Date of Award

Summer 7-2015

Embargo Period

5-4-2021

Degree Type

Dissertation

Degree Name

Doctor of Philosophy (PhD)

Department

Robotics Institute

Advisor(s)

Chris Atkeson

Abstract

Robots would be much more useful if they could be more robust. Systems that can tolerate variability and uncertainty are called robust and the design of robust feedback controllers is a difficult problem that has been extensively studied for the past several decades. In this thesis, we aim to provide a quantitative measure of performance and robustness in control design under an optimization framework, producing controllers robust against parametric system uncertainties, external disturbances, and unmodeled dynamics.

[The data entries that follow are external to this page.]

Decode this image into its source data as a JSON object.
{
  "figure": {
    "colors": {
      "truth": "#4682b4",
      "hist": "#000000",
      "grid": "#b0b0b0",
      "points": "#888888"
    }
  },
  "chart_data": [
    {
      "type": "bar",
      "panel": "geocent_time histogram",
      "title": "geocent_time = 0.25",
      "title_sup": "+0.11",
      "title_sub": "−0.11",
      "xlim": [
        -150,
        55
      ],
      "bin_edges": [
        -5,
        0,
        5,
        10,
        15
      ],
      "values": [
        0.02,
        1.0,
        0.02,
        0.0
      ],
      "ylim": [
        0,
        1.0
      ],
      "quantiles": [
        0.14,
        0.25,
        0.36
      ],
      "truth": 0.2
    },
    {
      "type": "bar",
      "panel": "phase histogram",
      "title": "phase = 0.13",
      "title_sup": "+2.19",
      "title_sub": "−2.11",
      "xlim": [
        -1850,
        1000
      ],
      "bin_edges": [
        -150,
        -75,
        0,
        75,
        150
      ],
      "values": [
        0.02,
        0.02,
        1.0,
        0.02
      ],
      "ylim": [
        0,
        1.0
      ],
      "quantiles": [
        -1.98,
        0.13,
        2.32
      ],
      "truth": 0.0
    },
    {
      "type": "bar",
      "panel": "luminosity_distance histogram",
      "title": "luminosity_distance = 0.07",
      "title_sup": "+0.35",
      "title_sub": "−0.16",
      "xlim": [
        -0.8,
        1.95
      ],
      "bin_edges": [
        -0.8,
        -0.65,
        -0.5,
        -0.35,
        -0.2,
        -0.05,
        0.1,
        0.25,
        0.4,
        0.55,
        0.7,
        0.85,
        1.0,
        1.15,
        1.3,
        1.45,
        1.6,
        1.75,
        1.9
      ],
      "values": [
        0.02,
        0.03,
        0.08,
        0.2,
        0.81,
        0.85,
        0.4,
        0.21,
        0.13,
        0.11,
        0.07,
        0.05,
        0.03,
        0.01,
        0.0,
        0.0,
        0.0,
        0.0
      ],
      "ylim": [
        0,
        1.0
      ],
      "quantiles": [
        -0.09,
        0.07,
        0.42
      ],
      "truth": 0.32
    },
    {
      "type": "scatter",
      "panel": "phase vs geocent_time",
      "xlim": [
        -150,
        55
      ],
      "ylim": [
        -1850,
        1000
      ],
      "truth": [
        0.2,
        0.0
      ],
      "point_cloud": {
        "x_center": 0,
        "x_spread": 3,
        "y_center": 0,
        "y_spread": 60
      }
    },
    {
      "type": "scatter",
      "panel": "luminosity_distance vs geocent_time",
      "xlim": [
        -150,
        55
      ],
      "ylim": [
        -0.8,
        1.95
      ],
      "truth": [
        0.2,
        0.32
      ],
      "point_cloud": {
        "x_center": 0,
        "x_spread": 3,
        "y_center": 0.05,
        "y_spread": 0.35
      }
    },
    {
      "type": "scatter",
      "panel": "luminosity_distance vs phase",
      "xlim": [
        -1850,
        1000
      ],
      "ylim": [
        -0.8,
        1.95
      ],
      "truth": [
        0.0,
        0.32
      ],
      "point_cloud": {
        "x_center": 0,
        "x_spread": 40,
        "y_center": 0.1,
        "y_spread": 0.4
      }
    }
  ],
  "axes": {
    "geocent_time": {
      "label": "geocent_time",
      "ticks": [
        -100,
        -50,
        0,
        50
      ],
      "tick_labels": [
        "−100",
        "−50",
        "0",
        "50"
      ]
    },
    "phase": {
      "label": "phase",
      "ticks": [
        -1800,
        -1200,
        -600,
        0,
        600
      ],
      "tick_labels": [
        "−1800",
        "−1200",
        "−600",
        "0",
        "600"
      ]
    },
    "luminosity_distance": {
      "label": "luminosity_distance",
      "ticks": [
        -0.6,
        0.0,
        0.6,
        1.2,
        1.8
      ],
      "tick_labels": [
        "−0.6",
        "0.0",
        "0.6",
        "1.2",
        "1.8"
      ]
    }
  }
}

Under the H1 framework, we formulate the nonlinear robust control problem as a noncooperative, two-player, zero-sum, differential game, with the Hamilton-Jacobi-Isaacs equation as a necessary and sufficient condition for optimality. Through a spectral approximation scheme, we develop approximate algorithms to solve this differential game on the foundation of three ideas: global solutions through value function approximation, local solutions with trajectory optimization, and the use of multiple models to address unstructured uncertainties. Our goal is to introduce practical algorithms that are able to address complex system dynamics with high dimensionality, and aim to make a novel contribution to robust control by solving problems on a complexity scale untenable with existing approaches in this domain. We apply this robust control framework to the control of humanoid robots and manipulation in tasks such as operational space control and full-body push recovery.